Drug investigations require constant surveillance of suspects and around-the-clock availability for officers working the cases. Identifying potential informants in the community and developing relationships with them also takes time.
Meanwhile, investigators have to respond to other crimes, knowing most are motivated by drug abuse.
“We’re behind the ball because these people, they will steal from their mother … to support their habit,” Rasche said. “They will go to great extremes to get whatever they need. That keeps us busy.”
Sheriff’s Detective Tim Cicenas, a member of the former task force, said the workload for a team dedicated to drug crimes is considerable, especially given the fact drug dealers don’t keep banker’s hours.
“Once you start, you could go to work and never go home,” Cicenas said.
Jester added that having a team of detectives working on drug cases not only divides the workload but keeps officers safe.
When officers work undercover, their team members need to be at the ready, Jester said.
“(If) that officer gets in trouble and has no backup, then I’m killing an officer,” Jester said.
For detectives, the county’s drug problem is about more than numbers on a spreadsheet.

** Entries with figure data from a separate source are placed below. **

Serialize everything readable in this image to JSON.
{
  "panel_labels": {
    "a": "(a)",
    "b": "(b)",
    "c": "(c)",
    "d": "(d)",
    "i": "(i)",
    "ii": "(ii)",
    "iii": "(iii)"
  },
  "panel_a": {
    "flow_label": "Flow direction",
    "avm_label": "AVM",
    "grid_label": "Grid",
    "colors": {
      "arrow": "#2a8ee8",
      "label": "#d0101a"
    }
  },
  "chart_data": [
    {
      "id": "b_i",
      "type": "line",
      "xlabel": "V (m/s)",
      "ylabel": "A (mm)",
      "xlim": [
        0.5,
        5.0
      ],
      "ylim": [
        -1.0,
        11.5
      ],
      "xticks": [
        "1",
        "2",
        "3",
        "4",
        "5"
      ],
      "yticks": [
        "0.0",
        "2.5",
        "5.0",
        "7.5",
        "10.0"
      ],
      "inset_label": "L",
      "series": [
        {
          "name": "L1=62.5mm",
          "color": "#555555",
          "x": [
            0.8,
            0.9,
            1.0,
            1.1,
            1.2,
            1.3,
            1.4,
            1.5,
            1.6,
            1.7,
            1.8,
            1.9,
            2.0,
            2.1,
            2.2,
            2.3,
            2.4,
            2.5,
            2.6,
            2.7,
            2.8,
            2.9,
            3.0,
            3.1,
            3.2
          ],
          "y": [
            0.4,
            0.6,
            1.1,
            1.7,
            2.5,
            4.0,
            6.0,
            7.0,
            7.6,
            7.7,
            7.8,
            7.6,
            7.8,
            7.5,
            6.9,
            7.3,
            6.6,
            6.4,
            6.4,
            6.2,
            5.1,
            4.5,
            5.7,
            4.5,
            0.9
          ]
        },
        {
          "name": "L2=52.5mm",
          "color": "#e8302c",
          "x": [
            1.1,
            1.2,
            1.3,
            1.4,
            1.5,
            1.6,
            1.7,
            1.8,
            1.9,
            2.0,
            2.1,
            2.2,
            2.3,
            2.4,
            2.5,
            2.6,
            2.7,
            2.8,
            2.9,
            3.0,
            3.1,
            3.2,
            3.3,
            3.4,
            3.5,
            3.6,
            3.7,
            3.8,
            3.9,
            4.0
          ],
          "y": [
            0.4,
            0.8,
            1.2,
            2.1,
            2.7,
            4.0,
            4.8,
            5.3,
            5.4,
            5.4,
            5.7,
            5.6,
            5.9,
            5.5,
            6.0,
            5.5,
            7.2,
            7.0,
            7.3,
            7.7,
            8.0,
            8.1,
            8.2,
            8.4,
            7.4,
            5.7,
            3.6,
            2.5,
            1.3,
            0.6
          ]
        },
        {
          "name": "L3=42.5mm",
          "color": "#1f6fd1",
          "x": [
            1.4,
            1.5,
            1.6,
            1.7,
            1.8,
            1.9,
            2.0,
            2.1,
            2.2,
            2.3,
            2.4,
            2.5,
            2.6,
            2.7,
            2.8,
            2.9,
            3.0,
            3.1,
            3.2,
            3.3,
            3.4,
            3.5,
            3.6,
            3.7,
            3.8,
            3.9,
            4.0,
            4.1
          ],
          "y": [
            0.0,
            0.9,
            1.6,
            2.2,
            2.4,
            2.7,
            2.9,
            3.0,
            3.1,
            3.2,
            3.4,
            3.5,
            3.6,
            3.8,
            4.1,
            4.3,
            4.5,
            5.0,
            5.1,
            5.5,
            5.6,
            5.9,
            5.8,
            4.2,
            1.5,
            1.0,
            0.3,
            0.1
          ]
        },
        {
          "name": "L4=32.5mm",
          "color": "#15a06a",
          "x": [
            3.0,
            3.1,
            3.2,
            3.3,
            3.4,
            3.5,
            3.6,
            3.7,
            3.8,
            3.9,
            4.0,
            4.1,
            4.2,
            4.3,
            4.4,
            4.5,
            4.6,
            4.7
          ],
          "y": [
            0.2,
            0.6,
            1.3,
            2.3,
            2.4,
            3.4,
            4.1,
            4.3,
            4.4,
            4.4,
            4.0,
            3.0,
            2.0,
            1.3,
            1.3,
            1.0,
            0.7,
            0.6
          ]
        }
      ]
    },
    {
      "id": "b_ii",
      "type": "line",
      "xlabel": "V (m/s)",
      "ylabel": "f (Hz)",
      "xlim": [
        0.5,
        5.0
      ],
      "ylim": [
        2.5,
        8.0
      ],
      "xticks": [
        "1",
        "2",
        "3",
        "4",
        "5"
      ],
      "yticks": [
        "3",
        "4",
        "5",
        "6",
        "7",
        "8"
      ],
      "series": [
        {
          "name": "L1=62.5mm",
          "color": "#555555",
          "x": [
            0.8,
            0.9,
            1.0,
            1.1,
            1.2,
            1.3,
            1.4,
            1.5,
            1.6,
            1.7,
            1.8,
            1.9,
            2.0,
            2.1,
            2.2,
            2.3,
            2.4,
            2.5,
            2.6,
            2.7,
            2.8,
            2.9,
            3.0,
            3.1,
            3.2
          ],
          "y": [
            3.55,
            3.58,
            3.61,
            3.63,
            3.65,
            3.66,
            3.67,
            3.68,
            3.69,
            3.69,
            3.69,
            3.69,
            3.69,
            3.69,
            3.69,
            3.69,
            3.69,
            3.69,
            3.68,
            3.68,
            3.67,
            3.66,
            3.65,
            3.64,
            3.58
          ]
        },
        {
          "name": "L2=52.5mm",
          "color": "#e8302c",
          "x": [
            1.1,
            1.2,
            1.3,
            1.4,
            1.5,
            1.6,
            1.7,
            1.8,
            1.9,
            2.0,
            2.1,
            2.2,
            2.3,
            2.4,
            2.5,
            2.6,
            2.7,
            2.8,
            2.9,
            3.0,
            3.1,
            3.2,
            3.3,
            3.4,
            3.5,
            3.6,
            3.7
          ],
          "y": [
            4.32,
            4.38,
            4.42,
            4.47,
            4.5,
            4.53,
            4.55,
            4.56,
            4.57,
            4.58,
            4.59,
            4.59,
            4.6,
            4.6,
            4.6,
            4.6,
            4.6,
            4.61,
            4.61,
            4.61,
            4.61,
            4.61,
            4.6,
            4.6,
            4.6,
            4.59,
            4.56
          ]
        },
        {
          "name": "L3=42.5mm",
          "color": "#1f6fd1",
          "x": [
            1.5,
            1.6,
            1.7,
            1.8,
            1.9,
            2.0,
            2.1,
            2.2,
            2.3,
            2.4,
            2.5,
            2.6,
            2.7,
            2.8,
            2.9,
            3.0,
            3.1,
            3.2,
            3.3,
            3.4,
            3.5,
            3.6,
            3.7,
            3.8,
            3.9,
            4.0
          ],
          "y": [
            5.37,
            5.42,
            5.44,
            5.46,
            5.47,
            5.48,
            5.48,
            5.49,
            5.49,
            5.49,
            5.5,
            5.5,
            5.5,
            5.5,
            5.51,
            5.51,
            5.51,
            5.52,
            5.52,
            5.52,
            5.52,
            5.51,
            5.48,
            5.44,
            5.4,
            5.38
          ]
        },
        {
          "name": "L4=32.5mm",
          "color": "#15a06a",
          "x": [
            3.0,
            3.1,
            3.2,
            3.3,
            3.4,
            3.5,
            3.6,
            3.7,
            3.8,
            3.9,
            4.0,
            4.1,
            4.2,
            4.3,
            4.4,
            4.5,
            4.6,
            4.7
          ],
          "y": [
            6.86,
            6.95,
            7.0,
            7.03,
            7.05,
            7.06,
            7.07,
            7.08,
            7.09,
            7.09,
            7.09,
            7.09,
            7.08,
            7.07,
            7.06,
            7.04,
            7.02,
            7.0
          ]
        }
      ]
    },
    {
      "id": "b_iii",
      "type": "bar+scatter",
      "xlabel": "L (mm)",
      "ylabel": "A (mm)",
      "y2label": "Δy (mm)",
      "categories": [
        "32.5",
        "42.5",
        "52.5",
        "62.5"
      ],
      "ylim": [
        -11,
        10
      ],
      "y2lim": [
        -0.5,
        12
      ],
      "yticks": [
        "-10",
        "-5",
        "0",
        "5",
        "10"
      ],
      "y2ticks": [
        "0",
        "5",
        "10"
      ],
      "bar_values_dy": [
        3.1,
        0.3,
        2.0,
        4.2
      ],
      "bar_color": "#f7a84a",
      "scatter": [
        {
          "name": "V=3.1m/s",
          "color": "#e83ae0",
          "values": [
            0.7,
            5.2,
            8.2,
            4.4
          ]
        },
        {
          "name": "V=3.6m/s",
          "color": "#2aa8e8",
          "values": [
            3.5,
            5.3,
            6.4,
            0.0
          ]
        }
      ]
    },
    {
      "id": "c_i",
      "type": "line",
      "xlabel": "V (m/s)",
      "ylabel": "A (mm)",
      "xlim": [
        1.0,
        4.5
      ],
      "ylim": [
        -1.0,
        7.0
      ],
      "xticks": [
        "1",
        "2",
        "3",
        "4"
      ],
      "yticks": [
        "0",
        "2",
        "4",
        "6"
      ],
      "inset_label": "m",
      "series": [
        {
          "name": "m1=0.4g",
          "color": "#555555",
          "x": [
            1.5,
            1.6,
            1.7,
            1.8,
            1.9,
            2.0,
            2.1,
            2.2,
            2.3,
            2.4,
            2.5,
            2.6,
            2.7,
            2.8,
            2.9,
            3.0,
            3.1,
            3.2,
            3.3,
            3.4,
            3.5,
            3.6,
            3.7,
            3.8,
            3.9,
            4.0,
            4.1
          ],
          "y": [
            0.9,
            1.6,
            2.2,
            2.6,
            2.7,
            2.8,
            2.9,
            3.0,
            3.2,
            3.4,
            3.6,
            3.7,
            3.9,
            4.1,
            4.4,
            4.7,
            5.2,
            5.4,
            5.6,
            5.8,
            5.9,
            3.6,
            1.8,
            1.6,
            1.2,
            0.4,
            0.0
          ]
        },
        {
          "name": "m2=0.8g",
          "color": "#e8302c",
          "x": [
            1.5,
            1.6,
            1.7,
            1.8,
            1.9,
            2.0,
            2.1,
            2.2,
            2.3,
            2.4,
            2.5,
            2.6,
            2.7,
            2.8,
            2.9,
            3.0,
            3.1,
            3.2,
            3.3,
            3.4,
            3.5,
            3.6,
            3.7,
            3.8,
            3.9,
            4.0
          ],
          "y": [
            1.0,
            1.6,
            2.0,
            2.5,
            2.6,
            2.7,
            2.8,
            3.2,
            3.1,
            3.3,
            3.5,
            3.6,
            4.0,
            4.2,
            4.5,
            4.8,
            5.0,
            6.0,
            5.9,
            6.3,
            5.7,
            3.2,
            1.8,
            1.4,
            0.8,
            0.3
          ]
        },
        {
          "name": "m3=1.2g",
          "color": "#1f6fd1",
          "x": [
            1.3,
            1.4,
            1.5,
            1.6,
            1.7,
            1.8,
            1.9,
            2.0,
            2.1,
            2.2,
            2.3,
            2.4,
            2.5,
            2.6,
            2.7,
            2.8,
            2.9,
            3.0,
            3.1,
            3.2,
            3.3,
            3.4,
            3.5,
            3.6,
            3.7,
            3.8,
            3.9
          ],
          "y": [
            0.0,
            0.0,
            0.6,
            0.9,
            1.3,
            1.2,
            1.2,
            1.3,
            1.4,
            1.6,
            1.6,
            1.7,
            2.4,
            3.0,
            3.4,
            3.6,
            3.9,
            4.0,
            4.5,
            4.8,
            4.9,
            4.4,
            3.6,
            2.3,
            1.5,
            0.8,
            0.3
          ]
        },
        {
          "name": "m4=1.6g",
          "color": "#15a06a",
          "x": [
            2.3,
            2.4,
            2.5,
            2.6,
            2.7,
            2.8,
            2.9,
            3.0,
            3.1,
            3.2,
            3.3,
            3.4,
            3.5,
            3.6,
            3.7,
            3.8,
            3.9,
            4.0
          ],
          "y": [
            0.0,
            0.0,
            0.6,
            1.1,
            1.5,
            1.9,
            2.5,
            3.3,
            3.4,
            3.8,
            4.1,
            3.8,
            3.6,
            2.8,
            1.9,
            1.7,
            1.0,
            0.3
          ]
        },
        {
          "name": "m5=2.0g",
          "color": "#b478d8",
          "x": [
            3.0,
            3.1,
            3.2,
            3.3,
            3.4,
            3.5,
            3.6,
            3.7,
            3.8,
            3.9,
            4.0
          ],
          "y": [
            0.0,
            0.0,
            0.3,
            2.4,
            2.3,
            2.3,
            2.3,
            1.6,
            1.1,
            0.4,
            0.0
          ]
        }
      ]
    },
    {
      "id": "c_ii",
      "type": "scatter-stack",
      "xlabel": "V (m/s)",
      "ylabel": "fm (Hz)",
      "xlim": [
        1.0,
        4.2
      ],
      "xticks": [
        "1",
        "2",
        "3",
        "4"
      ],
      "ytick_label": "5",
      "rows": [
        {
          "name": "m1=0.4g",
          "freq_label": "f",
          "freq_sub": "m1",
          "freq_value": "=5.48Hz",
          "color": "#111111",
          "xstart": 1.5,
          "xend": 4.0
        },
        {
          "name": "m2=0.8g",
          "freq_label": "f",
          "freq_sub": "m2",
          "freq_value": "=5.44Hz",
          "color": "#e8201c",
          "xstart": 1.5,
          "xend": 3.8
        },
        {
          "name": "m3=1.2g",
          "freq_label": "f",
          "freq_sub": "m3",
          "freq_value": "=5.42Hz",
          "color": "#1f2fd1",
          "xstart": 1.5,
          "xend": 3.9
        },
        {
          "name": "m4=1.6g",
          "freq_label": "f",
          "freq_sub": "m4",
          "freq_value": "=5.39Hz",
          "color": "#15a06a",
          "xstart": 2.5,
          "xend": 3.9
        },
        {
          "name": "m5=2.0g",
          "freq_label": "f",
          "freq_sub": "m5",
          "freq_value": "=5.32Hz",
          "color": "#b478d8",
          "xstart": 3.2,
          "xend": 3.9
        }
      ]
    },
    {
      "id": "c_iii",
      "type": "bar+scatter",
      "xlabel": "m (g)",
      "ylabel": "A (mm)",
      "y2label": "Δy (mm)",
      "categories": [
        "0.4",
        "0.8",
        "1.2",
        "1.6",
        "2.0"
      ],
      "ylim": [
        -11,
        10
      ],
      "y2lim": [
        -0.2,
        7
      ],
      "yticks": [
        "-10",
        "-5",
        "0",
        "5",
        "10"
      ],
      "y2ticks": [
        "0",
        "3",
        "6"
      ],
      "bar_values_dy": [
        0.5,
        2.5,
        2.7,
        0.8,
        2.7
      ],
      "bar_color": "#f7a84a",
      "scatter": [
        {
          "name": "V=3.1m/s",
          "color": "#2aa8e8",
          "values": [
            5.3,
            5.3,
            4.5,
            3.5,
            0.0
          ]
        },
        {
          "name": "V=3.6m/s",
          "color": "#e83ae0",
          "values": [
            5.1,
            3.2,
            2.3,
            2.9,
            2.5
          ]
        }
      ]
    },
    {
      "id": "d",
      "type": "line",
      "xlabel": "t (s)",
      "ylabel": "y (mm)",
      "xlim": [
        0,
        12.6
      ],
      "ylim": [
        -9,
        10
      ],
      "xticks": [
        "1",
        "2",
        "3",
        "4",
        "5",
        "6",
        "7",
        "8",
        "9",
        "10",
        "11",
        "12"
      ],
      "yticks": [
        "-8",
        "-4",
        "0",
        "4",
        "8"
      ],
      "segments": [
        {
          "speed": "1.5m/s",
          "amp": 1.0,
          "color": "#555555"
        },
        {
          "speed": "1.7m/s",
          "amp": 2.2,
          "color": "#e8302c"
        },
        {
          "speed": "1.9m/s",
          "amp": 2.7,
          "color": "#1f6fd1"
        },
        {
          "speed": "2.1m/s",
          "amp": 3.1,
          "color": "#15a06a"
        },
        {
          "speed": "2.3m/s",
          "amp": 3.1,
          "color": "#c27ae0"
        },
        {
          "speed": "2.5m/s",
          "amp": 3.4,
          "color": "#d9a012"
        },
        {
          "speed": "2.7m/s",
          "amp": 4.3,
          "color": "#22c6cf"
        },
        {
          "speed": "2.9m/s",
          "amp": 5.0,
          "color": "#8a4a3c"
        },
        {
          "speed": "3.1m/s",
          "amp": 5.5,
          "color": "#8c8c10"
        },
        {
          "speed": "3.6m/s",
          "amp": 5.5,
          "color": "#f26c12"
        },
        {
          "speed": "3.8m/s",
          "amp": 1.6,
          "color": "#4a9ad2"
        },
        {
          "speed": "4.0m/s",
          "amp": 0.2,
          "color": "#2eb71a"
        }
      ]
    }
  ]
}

Rasche said he personally knows a family who lost a loved one to a heroin overdose.
“You see what it’s done to these people’s lives, what it’s done to their family,” Rasche said. “We investigated that, and we took it as far as we could. There are some things you just can’t finish. You want to. You can’t.”
Rasche said he has researched the possibility of partnering with an existing task force outside the county. On the plus side, that would give county authorities access to additional resources. By the same token, it could also remove an officer from local investigations for various lengths of time as cases are pursued elsewhere.
“… We need to be doing something,” Rasche said. “If this is a small step in a big plan for us to start doing something, then that’s what we’ll do.”
Given what happened with the last task force, Jester added that he would have some reservations about re-establishing a team on the local level.
“There would have to be a very defined checks-and-balances system, a vey defined leader of the team, very defined set of goals for the team,” Jester said. “I would be all about putting an officer on the task force, but I would have to be able to justify adding caseload to our current detectives … to let a guy specialize.”
Shepherd said that over the past eight years, the sheriff’s department has replaced various officers who have left, but the addition of an entirely new position last year was the first since 2004.
The three latest hires will complete their training this year. After that, Shepherd said, he might re-evaluate the department’s needs. What that means for investigating drug cases is unclear.
“I think there’s light at the end of the tunnel,” Shepherd said. “Now, we’ll have better coverage, and we can start maybe rearranging some. But until then, I just don’t see it being feasible.”